Para a enormíssima maioria dos mortais, entre os quais me incluo, só resta o medo de perder o emprego, ou de trabalhar mas não ser pago, ou de trabalhar e não lhe chegar o dinheiro ao fim do mês, ou de querer ir levantar dinheiro e não haver liquidez no Banco, outra das expressões que aprendemos a usar.
Parece que vamos entrar todos em grandes apertos e teremos que fazer estágios salazarentos para aprender a poupar. Até agora o que estava a dar era pedir empréstimos para as casas, os carros, os plasmas, as férias, os sofás, as viagens, as roupas, os cabeleireiros.
Mas, na realidade, teremos que regressar aos natais de prendas caseiras, aos aproveitamentos das roupas dos filhos mais velhos para os mais novos, à confecção de pratos com restos das refeições anteriores, aos pequenos-almoços comidos em casa, à escolha entre mais um par de calças e uma ida ao cinema, mais uma coloração e massagem capilar e um livro interessante, mais um telemóvel 5G com música, vídeo, que fala, dança e faz cafés e o telefone fixo lá de casa. Cada um à sua maneira, cada um à medida do que tem, talvez até nem seja má ideia começarmos a dar mais valor ao ser do que ao parecer.
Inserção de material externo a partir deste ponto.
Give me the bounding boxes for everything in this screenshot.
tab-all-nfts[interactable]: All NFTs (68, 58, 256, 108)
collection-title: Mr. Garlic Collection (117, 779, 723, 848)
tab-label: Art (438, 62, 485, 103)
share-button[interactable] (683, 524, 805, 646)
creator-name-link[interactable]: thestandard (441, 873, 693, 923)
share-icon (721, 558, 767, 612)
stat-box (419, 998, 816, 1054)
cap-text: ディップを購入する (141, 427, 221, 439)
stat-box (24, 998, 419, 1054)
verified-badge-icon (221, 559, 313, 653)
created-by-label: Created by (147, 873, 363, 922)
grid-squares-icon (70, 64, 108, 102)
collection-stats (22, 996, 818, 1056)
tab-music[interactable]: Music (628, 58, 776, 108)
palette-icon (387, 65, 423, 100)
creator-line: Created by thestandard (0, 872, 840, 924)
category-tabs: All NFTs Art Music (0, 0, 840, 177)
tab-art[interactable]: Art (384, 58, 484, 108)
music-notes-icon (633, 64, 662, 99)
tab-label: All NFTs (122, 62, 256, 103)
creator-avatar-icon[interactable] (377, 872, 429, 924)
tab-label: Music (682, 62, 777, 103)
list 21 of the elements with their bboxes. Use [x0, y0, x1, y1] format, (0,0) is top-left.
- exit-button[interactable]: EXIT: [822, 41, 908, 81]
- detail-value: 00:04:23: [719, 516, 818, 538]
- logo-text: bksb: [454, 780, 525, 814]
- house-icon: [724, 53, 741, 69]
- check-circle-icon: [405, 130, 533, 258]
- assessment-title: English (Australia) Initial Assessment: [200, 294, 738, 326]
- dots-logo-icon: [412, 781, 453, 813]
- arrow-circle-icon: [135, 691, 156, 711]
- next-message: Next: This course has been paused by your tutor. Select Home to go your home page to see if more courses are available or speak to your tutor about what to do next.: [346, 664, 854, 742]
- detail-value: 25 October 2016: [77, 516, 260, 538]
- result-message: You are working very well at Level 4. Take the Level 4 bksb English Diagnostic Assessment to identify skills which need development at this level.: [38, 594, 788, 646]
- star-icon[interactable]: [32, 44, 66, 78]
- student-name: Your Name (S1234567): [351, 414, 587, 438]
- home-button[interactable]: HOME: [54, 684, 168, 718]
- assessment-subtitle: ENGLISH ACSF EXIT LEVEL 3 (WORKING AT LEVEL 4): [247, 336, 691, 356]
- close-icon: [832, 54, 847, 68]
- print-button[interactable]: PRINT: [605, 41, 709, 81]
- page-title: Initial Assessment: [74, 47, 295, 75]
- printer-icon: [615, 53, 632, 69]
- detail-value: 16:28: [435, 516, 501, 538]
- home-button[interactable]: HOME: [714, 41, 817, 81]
Com tantas e tão variadas crises que se sucedem umas às outras, o realismo da nossa economia, de cada um de nós, é a certeza do pouco que há para gastar.
Mas a verdade é que gastamos todos de mais. Só tenho pena que, na prioridade das poupanças os cortes atinjam principalmente aquilo que nunca devia falhar: a imprescindível necessidade de saber, perguntar, informar-se, comunicar e conviver. Salazar dirigia a poupança da nação reduzindo ao máximo o luxo da aprendizagem. E a nossa sociedade moderníssima é muito pouco meritocrática.